Die Geschichte meines Jakobsweges:
Camino Francés: (Pamplona – Santiago de Compostela): Mai 2008 --- geschrieben Oktober 2010

Via de la Plata (Sevilla – Salamanca): April/Mai 2010 --- geschrieben Dezember 2010

Via de la Plata (Salamanca – Santiago – Muxia): April/Mai 2011 --- geschrieben Mai/Juni 2011

Camino del Norte: (Hondarribia – Gurriezo): Juni 2012 --- geschrieben Juli 2012

Camino Primitivo (Oviedo - Santiago de Compostela): Mai 2014 --- geschrieben Mai bis September 2014

Camino Ingles 2017 Camino Portugues 2022


 Casa Fernanda - Ponte de Lima, 01.06.2022

Nun bin ich in Ponte de Lima 

Irgendwie, vielleicht hat Jakobus es gerichtet, hat sich alles als absolut passend ergeben.

 

Das "späte" Frühstück bei Fernanda und ihrem Ehemann war sehr nett. Rustikale Kaffeekannen, unterschiedliches Geschirr, Milch, Tee, Früchte, Brot und hausgemachte Marmelade. Die Orangen aus dem eigenen Garten sind einfach nur lecker, so saftig, süß und fruchtig schmeckt keine Orange aus dem deutschen Supermarkt. Elegant lassen sich diese Früchte nicht essen, der Saft läuft aus allen Poren - aber dafür mit Genuss. Als wir uns verabschieden hat sich das Gewitter das uns weckte verzogen und es ist trocken. 
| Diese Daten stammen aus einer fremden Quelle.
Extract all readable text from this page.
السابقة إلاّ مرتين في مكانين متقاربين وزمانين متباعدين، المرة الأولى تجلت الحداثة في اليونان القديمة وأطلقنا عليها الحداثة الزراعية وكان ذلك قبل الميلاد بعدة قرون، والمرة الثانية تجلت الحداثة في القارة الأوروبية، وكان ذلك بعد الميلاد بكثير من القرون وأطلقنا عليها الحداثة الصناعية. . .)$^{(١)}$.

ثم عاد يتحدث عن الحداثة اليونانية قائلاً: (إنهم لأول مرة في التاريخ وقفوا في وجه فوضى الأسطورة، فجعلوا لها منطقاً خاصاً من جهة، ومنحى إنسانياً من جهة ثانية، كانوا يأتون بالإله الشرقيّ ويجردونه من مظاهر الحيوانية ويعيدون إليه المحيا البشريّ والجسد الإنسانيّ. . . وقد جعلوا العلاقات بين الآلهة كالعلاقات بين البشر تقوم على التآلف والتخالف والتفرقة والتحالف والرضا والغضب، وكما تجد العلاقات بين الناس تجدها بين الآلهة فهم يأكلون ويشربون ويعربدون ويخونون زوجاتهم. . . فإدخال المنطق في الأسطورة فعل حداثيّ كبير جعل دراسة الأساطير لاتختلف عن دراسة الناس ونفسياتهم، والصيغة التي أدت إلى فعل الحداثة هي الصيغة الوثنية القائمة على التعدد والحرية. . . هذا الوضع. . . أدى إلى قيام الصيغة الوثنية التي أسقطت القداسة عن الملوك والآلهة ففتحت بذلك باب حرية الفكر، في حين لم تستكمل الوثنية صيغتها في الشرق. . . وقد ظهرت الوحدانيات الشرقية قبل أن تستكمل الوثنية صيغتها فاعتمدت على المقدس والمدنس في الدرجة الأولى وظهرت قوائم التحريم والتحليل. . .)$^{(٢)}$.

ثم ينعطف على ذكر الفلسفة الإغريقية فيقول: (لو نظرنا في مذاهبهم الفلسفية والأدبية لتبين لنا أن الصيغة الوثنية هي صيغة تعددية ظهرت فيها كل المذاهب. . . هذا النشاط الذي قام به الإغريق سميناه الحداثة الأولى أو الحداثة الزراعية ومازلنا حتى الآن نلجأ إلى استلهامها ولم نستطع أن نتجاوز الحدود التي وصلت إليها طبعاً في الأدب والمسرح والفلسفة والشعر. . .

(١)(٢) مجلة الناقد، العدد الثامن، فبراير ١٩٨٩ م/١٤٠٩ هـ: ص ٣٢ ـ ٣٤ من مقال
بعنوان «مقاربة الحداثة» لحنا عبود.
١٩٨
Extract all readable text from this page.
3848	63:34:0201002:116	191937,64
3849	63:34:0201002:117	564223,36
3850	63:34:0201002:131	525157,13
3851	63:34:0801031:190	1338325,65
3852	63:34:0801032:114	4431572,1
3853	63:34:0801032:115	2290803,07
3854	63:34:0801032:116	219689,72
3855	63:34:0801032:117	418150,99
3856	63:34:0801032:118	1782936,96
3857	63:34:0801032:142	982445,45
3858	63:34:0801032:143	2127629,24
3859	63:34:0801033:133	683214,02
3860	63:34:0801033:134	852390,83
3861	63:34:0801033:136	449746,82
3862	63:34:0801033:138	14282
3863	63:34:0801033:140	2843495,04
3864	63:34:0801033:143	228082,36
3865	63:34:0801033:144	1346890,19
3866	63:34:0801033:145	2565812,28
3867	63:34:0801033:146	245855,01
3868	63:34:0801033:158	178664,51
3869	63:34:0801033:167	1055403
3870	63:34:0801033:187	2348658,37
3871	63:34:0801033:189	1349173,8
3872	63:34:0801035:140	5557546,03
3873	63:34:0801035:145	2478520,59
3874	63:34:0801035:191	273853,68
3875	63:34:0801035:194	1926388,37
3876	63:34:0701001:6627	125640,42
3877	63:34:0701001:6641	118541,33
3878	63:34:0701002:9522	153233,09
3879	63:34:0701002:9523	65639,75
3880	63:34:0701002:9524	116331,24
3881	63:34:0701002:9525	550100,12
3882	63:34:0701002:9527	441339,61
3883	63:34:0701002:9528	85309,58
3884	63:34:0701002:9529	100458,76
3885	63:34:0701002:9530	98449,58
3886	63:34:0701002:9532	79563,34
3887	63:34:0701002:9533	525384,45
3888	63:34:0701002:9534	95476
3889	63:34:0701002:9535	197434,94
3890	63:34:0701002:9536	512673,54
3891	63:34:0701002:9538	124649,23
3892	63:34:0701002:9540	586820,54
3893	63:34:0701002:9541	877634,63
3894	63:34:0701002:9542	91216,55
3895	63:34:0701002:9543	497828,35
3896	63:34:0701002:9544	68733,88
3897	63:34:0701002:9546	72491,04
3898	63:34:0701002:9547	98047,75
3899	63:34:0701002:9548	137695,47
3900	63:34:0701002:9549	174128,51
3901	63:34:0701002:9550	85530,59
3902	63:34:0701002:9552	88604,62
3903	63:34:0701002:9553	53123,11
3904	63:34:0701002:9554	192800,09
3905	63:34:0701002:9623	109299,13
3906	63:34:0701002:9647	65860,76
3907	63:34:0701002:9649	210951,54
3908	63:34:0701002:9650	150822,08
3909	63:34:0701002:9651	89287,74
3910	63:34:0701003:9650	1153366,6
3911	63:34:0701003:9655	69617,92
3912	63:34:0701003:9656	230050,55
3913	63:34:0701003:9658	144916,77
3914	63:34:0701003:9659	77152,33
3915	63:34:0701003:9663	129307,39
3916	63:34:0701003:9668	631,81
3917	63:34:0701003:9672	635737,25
Ich weiß nicht über was ich heute schreiben soll. Viel  Gedanken habe ich nicht, mein Kopf ist leer und ich erfreue mich an der Natur und bin glücklich, dass es so gut läuft.

In den neuen Schuhen habe ich diverse kleine Blasen. Ich spüre sie, aber sie können mich nicht aufhalten. 

Heute sehe ich erstmals Pilger vor mir, aber da wir fast zeitgleich gestartet sind ist das kein Wunder, es wird sich auseinander ziehen. Und was sind schon diese wenigen Pilger?

Die drei Iren, mal Allen und Sandro, und zu Beginn die 2 Mädels von der die eine , glaube ich, noch nicht weiß was sie vom Weg halten soll. Sie hatte einen Jakobsweg auf ihrer To-do-Liste,  "Was man einmal im Leben gemacht haben sollte". Sie schleppt zu viel Kosmetik mit und der Schlafsaal mit 10 Betten (keine Etagenbetten) war ihr zu groß. Auch auch da muss jeder seinen Weg finden.

Der Schlafsaal bei Fernanda war sooooo ruhig. Ich habe, als ich einmal wach wurde, niemanden atmen hören. 

Die Blicke über die Landschaft sind heute wunderschön. Auch das Lichtspiel mit den Wolken ist abweckslungsreich. Einige Hügel liegen komplett in den Wolken, andere strahlen in der Sonne.

Nach wie vor führt der Weg überwiegend über Landstraßen und Kopfsteinpflaster.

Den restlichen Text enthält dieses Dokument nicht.